You won't be placed in a men's shelter because you will have a child with you so you will be placed in accommodation for a family. Only men by themselves are placed within an all male accommodation house or shelter and you won't be placed within a family accommodation shared by women with a child, but a male facility with your daughter by yourself. They have to keep different cases in different places. You will be classed as 'family accomodate ' because your daughter is with you. Can't leave without her!

Hey, I had a lot of trouble with the police because his brother is high up in the police force, including with C.I.B's and the Qlds Police Commisioner spent holidays at the in-laws vineyard each year. So police were pigs, lied to me, lost the photographs that were taken on the day I told you and his brother assisted him right through. Let alone sorted out DOCS, got him off criminal charges for what he had done to me plus mire. The old saying - it's not what you know, but who you know- is very true and I had no family around me nor could anyone come round, phone etc. But enough about me.

Keep me posted. And it's a known fact that a person with a lisp is highly intelligent so I wouldnt worry about that either, though it shows how immature she is and all partners know each other's weak points in any relationship. I will be fighting soon and I have disabilities and health problems, and one of them is my speech will go on me due to stroke when mentally tired, to the point people find it hard to understand me and it can go at any moment so don't worry.

When I get the time and inner strength, I will be asking for advice, too, because of another disability due to chemo, radiation, operations, etc. is that I can only at times write by thumb only.

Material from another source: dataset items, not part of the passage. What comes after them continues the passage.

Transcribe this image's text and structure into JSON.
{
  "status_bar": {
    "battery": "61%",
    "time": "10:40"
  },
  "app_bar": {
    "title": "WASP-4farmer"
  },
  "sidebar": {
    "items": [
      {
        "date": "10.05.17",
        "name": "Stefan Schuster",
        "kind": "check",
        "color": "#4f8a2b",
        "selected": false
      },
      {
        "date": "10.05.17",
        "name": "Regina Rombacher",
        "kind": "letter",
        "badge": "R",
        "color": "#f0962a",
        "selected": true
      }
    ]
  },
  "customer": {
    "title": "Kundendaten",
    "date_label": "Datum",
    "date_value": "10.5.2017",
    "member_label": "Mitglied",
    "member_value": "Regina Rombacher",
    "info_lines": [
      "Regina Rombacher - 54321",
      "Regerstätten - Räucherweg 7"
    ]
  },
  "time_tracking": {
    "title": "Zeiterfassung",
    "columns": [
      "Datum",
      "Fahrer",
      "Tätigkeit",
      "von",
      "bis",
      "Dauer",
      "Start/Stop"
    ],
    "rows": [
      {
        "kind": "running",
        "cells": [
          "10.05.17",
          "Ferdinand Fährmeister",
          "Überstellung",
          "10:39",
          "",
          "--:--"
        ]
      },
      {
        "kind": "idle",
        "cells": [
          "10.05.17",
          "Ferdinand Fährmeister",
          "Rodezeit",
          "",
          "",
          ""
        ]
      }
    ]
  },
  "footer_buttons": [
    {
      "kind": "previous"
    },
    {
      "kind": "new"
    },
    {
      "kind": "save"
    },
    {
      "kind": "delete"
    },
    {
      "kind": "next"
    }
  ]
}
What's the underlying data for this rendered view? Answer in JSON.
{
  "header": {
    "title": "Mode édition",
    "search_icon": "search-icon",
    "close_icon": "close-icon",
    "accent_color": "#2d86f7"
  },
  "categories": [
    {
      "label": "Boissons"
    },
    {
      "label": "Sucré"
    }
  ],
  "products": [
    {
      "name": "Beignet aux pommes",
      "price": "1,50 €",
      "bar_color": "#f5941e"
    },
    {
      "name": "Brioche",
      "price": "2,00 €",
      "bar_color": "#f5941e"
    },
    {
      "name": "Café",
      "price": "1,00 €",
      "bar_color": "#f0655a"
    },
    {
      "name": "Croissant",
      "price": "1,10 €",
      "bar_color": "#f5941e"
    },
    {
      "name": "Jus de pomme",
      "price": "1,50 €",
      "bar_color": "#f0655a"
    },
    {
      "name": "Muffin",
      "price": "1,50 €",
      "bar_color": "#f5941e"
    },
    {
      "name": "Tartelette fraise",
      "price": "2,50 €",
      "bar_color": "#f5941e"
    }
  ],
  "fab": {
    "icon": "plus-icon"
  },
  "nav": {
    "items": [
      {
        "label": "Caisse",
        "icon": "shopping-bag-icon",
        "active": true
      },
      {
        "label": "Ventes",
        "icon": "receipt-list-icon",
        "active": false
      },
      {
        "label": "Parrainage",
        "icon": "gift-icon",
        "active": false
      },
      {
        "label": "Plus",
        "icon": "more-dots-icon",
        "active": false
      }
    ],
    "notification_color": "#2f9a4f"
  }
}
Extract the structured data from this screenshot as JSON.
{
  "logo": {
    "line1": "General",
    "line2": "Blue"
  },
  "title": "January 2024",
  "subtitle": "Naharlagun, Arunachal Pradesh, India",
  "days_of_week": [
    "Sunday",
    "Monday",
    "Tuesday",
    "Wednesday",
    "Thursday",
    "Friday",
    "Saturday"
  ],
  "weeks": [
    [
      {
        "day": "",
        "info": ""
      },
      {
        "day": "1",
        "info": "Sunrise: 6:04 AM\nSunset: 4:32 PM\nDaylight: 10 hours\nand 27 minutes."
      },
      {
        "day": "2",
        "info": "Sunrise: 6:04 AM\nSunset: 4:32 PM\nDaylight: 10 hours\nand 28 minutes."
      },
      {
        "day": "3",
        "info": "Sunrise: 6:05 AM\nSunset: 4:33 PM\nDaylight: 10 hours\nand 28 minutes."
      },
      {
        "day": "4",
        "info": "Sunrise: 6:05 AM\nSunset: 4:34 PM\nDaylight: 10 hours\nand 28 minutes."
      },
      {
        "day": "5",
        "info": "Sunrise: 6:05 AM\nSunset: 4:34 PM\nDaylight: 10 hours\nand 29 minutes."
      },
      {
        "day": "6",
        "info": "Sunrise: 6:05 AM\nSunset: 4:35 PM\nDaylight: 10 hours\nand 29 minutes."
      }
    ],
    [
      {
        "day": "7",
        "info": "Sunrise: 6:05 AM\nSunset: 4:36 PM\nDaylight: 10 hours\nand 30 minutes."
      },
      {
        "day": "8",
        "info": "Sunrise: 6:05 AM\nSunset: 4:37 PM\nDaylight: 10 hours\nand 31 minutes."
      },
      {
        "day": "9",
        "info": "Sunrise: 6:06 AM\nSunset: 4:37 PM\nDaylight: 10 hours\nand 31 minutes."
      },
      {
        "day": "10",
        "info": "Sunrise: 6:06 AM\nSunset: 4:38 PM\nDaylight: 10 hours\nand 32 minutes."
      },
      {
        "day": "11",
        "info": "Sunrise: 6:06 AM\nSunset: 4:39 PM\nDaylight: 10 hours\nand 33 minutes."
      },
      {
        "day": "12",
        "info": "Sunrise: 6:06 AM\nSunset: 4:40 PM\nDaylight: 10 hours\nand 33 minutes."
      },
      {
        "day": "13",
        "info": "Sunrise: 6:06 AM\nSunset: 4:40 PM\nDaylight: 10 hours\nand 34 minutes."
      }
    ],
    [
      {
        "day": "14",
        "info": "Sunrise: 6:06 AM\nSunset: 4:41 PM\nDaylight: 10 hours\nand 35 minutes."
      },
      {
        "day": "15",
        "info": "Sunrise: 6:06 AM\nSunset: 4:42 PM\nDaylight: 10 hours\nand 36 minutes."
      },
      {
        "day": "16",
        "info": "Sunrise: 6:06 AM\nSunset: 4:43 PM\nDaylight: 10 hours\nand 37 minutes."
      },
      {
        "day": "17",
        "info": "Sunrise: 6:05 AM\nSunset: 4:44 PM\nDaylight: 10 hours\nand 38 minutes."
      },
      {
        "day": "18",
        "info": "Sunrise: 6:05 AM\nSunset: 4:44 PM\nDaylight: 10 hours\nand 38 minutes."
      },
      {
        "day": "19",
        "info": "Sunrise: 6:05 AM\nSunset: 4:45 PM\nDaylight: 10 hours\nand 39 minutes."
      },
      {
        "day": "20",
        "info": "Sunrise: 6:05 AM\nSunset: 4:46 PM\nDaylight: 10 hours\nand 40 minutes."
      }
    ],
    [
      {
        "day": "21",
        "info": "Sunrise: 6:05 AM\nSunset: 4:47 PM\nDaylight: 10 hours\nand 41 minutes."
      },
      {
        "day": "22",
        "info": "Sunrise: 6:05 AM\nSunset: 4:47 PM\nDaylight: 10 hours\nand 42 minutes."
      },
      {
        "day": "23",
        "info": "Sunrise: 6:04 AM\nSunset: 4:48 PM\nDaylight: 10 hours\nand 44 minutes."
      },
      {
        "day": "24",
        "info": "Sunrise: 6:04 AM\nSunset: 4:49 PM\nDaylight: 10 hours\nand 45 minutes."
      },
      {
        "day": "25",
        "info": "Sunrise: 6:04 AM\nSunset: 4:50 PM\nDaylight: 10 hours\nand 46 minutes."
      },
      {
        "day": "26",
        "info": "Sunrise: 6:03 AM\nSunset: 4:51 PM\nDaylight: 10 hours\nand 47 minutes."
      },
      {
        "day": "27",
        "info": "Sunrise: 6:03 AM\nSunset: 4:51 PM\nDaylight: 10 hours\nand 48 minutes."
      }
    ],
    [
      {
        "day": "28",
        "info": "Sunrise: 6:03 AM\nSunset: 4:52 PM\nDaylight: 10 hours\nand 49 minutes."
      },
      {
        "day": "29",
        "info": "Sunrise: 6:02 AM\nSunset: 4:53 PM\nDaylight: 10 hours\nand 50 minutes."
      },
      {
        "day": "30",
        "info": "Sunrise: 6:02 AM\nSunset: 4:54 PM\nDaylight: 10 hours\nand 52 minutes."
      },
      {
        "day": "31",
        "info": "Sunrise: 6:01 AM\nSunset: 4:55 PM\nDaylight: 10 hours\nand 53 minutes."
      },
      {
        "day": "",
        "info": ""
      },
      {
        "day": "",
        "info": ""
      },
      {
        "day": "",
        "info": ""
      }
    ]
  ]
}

So all I'm saying is feel good you are not disabled at all, working, physically able and capable, and just fight your hardest.

Knock on every door if you have to because out of the blue will come along a person who will assist you here and another there.You are already ahead of me but my ex is classed as a psychopath, sociopath ( there's a difference) , narristic, pathological liar, klempamanic and a highly intelligent one that I have taught detectives ways. They could not figure out how a certain person was able to steal in different methods let alone other things. Slit of sociopaths about but psychopaths. Only 1% of population and he's a master mind.

I've been separated for 16 years and he told me what would happen if I left him. Nor has he given up. But I'm a mother - mothers don't give up and let me tell you, it has nearly broken me. So please stay strong. Keep doing what you are doing regardless of her threats.

So long as she doesn't touch or say, do anything to your little baby girl as she is completely helpless and must be kept in your protective hand and not at the mercy of a woman who is not in control of herself. You are stronger than you realise. But as I have said, vent away!

Find a counsellor who will keep you mentally sharp, alert, educate you in a lot of ways including your daughter. Threats are part and parcel of control freaks and manipulating abusers.